The good part of December 11 was the widespread, immediate, and very genuine response to this unprecedented disaster from both sides of our emotionally divided nation.

President Biden called Governor Beshear three times in one day and quickly declared a state of emergency. Our solidly Republican Congressional delegation wrote the President to also urge him to help. And, as we have come to expect despite our political polarization, thousands of red and blue Kentuckians and Tennesseans immediately began to help their neighbors.

Shelters and food supplied by both public and private sources appeared within twelve hours. Generators were quickly installed so grocery stores could open. Electrical power was restored in Murray within forty hours, with neighbors helping neighbors, often in dark and dangerous places, to supply power and to do search and rescue operations, especially in the Mayfield candle factory, where many were rescued.

Two men from Louisville drove a truck here that was full of food and dog food to be passed out free.

Even though communications were spotty for several days, reporters from major networks showed up and reported our disaster with accuracy and without bias, at least as far as I could tell.

Families received calls from relatives and friends from across America, another sign of caring and compassion. One former student of mine, raised in the Purchase but now living in Chicago, offered to hire a truck to drive a load of generators to our region. A man in Benton offered grazing land for animals. An Iowa farmer offered stalls for horses.

Let this be who we are in America!

We have an opportunity here, a chance to seize and build upon the moment of mutual caring and compassion that we have seen demonstrated this past week.

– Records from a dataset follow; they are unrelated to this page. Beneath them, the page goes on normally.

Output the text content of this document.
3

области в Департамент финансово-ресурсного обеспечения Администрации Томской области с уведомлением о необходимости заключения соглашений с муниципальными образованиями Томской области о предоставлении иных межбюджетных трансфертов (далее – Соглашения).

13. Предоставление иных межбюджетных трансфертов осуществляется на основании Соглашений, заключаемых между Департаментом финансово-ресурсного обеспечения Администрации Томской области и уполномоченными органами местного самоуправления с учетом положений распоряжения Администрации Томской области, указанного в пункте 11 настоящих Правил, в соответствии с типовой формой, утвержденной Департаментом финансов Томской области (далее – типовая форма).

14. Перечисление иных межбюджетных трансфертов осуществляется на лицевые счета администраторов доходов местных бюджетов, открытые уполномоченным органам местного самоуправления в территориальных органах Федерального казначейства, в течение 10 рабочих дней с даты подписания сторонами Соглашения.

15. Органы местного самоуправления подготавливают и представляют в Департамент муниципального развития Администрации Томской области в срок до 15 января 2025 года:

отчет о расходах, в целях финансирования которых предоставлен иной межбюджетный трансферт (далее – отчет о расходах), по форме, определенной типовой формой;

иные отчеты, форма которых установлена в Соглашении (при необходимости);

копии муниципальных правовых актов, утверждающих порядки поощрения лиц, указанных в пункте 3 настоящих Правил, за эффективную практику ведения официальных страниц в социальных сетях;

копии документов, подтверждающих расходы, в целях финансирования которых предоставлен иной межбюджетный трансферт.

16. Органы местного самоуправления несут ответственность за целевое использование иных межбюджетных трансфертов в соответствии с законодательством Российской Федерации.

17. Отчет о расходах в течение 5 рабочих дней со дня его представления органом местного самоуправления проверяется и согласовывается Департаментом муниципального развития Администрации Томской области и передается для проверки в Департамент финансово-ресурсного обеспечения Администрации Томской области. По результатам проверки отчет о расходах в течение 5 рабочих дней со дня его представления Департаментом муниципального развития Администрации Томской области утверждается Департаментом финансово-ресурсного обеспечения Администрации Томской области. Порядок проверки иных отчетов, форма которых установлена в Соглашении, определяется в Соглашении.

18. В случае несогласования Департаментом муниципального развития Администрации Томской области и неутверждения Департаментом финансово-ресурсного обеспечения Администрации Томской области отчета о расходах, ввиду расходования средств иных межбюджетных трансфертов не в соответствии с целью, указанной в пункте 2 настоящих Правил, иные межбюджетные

I am realistic enough to know that it will not be long before our internet-and-media-enhanced partisan anger, lies, and name-calling will begin again, as we return to our mutual fortresses.

But maybe, just maybe, we could try hard to prolong this “Christmas truce,” in imitation of the famous truce at Christmas in 1914 between French and German soldiers who played soccer in “no-man’s land” for several hours on the Western Front during World War I.

Conditions might be right for such a truce, even from an economic perspective. Consider the fact that much state and federal money will be flowing into Western Kentucky over the next several years. It will take years to rebuild homes, businesses and government buildings throughout our region—and there will be many good jobs to be filled doing this work.

But there is something deeper and more significant in our current response to disaster. It is not just motivated by self-interest. There is a genuine spirituality in what we are seeing, and it may or may not have much to do with what we think of as religion.

Elisabeth Kuebler-Ross, the late author who many years ago studied our death industry (funerals, burials, and all that) in her famous book, The American Way of Death (1969) once wrote: “People are like stained-glass windows. They sparkle and shine when the sun is out, but when the darkness sets in, their true beauty is revealed only when there is light from within.”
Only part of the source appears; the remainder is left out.